The work demonstrates that centrosymmetric magnets can host a rich set of topological spin crystals and multi-step transformations between them, addressing the key question of realizing and controlling diverse magnetic quasi-particles without DM interaction. The combined diffraction and transport analyses connect nontrivial topology (nonzero Nsk) to measurable Hall responses (topological Hall effect), validating the identification of skyrmion phases. Theoretical modeling shows that the competition of itinerant-electron-mediated RKKY interactions at inequivalent nesting-related wave vectors QA and QB suffices to stabilize elliptic skyrmions, meron/anti-meron pairs, and circular skyrmions, explaining the observed domain behavior, multi-Q character, and field-evolution of wave numbers. This mechanism contrasts with DM-driven skyrmions and differs from earlier models requiring substantial four-spin terms, offering a general route to engineer nanometric topological textures via Fermi-surface tuning. These findings are significant for spintronics: the coexistence and field-tunable interconversion among particle-like textures with distinct Nsk suggests multi-valued memory or logic functionality. The extremely small lattice constant implies very high information density and potentially large emergent-field-driven responses. The observed hysteresis indicates sizable energy barriers between topological states, beneficial for metastability and device operation. The comparative theoretical analysis with GdRu₂Si₂ highlights how adding QB interactions transforms a single skyrmion phase into multiple distinct topological phases, guiding materials design.

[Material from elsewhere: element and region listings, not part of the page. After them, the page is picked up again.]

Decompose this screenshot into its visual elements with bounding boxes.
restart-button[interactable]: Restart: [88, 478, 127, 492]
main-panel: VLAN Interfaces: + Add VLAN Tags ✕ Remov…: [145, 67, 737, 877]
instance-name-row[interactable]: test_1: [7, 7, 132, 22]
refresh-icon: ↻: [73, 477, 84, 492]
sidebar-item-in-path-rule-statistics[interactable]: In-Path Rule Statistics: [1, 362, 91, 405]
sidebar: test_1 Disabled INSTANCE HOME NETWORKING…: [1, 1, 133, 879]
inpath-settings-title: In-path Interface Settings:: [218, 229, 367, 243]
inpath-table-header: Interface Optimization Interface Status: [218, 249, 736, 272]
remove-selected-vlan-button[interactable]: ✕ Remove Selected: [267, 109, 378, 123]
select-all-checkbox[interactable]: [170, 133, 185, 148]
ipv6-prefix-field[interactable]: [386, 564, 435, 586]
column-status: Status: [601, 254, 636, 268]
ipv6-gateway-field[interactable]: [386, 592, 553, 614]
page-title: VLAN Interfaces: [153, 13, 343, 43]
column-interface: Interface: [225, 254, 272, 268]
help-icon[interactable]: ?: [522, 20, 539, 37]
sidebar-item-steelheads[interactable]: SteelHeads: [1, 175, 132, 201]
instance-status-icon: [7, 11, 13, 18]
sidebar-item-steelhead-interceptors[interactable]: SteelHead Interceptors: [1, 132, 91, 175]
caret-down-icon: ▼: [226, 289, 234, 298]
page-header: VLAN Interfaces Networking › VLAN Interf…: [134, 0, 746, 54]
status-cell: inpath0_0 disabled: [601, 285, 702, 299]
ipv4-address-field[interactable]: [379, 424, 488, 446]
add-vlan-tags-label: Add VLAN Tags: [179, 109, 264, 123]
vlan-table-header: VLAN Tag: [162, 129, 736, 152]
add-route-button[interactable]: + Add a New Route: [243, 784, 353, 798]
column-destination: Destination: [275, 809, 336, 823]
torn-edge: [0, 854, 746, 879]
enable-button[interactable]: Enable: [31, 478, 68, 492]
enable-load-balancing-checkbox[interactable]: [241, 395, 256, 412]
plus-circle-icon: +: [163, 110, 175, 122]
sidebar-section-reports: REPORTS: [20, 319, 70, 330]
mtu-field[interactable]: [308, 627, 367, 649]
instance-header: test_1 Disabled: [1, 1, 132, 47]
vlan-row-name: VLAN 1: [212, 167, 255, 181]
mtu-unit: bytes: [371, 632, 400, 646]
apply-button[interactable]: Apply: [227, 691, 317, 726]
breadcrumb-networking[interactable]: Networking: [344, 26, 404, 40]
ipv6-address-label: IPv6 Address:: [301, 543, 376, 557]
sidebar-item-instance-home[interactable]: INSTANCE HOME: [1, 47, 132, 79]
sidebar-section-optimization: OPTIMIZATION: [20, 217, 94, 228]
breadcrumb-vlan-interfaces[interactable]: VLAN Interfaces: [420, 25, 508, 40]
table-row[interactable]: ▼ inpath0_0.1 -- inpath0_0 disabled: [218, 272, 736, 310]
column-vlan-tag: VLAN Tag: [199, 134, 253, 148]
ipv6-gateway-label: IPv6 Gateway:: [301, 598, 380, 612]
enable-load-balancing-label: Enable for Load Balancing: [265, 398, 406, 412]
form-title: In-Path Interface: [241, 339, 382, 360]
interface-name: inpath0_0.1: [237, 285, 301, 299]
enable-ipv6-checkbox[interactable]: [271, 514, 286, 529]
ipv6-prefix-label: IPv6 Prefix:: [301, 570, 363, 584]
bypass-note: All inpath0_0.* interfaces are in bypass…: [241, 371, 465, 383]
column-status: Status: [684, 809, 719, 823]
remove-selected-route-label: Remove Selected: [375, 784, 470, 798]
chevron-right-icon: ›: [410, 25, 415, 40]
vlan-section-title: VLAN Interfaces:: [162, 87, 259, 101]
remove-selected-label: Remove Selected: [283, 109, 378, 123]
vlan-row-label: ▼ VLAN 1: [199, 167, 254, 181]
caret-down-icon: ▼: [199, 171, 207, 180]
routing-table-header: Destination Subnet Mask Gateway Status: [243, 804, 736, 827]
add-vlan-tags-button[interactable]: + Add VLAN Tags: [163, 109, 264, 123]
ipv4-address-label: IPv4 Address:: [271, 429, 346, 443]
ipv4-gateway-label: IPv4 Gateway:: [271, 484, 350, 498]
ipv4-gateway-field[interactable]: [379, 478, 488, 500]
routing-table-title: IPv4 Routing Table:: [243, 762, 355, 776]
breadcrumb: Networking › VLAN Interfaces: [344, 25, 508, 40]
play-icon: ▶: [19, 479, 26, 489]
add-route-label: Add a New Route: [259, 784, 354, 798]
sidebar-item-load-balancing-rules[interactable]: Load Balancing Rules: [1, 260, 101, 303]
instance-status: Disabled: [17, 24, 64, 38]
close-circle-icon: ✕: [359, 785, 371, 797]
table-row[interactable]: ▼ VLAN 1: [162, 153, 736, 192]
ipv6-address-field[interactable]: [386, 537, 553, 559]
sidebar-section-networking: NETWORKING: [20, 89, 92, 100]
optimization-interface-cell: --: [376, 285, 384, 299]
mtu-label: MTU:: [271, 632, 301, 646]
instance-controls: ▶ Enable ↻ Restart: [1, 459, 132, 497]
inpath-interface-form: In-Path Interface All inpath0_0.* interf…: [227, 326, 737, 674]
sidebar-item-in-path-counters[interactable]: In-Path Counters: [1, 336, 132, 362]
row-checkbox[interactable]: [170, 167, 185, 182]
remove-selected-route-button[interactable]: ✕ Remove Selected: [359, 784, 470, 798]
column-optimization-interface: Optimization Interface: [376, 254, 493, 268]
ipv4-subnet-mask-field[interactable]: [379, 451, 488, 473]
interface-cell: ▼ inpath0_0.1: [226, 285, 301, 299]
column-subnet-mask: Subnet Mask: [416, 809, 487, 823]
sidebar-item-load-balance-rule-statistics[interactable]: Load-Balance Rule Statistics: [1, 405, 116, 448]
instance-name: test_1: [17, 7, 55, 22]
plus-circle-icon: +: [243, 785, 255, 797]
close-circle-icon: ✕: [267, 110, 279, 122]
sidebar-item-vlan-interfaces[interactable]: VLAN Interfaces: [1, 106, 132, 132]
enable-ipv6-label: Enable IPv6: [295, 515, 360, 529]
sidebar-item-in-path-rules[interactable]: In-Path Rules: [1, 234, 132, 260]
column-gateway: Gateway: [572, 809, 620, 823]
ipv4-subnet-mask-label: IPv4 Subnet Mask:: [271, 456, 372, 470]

This study uncovers multi-step topological transitions in GdRu₂Ge₂ between elliptic skyrmion, meron/anti-meron pair, and circular skyrmion crystal phases, all within a centrosymmetric lattice. Resonant X-ray and neutron scattering establish the multi-Q nature and symmetry evolution across phases, while Hall transport reveals topological Hall signatures specifically in the skyrmion phases. A minimal theoretical model with competing RKKY interactions at QA and QB quantitatively reproduces the phase sequence and scattering, showing that four-spin interactions are not essential. The textures are nanometric (~2.7 nm), far smaller than typical DM-based systems, positioning centrosymmetric rare-earth intermetallics as platforms for dense, tunable topological spin crystals. Future work should aim to: (1) discover and engineer materials with tailored χ(Q) landscapes to realize broader families of topological textures (including higher-order skyrmions with |Nsk| ≥ 2); (2) directly image these nanometric textures in real space and monitor field-driven transformations; (3) raise the ordering temperatures via compositional/design strategies (e.g., higher magnetic ion density or 3d–4f hybrids); and (4) explore and harness associated topological transport and optical responses for multi-level memory/logic devices.

- Real-space imaging at the ~2.7 nm period is challenging; LTEM resolution is near its limit and was not conclusive here. Spin textures were reconstructed from reciprocal-space data using phase choices minimizing |m(r)| variation, introducing model dependence (though cross-validated by theory). - High-energy neutron scattering used to mitigate Gd absorption limited Q-resolution, merging close satellites (q1, q2) into broader peaks; RXS provided more reliable q-values. - Slight discrepancies in critical fields between samples arise from shape anisotropy/demagnetizing effects due to different specimen geometries. - The Hall response outside skyrmion phases (e.g., at transitions from Phase V) may involve additional mechanisms (e.g., chiral Hall effect or scattering processes), not fully resolved here. - Phase V exhibits vortex-like textures with local fractional topology but is not a genuine meron lattice due to uniform out-of-plane magnetization, complicating topological quantification.